Он ничего не ответил, потому что знал — это правда.
— Итак, кому ты доверяешь защитить тебя от мученичества? — спросил я. — Этельреду или мне?
— Меня защитит Бог, — упрямо проговорил епископ.
— Я пробуду здесь всего несколько дней, — сказал я. — И ты можешь помочь мне или помешать мне. Если ты будешь спорить со мной, епископ, ты, скорее всего, даруешь датчанам победу.

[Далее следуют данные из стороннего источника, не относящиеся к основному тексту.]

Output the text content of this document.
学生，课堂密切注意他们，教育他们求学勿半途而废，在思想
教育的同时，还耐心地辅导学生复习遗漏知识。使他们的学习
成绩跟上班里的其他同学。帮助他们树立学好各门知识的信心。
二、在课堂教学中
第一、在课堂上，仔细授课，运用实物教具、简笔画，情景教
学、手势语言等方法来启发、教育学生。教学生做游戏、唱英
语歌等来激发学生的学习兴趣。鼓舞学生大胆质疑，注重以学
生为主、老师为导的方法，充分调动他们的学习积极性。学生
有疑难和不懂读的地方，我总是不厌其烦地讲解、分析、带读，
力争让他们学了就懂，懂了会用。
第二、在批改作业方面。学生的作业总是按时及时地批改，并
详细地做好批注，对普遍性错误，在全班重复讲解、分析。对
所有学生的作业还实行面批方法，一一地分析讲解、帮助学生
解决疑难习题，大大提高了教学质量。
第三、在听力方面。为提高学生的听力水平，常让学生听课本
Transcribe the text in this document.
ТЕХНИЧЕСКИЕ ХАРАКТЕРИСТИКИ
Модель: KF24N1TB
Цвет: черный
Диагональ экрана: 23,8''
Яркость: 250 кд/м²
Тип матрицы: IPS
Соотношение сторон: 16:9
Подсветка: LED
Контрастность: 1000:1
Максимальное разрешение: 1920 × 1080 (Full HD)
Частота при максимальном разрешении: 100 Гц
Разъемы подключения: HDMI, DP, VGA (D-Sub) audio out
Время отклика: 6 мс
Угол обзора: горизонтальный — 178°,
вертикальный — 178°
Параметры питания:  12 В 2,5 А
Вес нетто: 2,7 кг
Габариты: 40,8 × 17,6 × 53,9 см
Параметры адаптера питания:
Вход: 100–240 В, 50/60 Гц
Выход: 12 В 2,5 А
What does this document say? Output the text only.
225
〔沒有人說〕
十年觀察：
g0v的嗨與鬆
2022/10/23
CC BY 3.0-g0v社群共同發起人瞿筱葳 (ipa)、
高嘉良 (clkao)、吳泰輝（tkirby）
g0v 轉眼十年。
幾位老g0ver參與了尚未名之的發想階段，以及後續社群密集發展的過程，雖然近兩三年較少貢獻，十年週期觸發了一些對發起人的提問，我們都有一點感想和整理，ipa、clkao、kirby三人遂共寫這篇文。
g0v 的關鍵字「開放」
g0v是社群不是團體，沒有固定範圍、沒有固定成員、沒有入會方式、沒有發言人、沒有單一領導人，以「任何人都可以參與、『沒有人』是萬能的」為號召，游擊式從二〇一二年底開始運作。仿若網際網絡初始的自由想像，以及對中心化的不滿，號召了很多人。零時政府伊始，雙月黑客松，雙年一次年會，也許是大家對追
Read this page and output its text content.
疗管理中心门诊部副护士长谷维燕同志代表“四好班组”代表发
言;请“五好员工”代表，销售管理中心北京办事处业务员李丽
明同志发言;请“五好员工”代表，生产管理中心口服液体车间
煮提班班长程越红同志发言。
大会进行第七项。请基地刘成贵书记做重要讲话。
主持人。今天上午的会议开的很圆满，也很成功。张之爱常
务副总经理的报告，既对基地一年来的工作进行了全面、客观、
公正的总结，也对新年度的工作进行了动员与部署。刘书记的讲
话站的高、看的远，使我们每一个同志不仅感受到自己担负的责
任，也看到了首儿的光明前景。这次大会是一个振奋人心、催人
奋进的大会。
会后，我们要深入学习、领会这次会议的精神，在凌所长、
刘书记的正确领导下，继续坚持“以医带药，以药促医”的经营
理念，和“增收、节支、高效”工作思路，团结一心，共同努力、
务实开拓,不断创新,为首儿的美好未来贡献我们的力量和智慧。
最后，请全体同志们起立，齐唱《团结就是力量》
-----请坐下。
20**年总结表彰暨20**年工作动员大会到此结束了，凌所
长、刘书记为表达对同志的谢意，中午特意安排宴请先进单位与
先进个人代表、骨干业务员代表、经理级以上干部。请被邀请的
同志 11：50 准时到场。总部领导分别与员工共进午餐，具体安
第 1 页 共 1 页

Эркенвальд посмотрел на Этельфлэд, и по его худому лицу пробежала судорога. Он чуял грех в нашем очевидном союзе, но еще он думал о картине, которую я ему нарисовал, — о датчанине в кольчуге, вонзающем клинок в его брюхо.
— Приведи корабль назад, — нехотя сказал он, повторив слова Веостана, потом резко повернулся и зашагал прочь.
Корабль был «Халигастом». Некогда он возил Альфреда вверх и вниз по Темезу, но, похоже, болезнь заставила короля бросить такие путешествия. Поэтому маленький «Халигаст» провели через предательский разрыв между быками моста и теперь использовали как разведывательное судно. Капитаном его был Ралла, мой старый друг.
— Его построили легким, — сказал он о «Халигасте», — и он быстрый.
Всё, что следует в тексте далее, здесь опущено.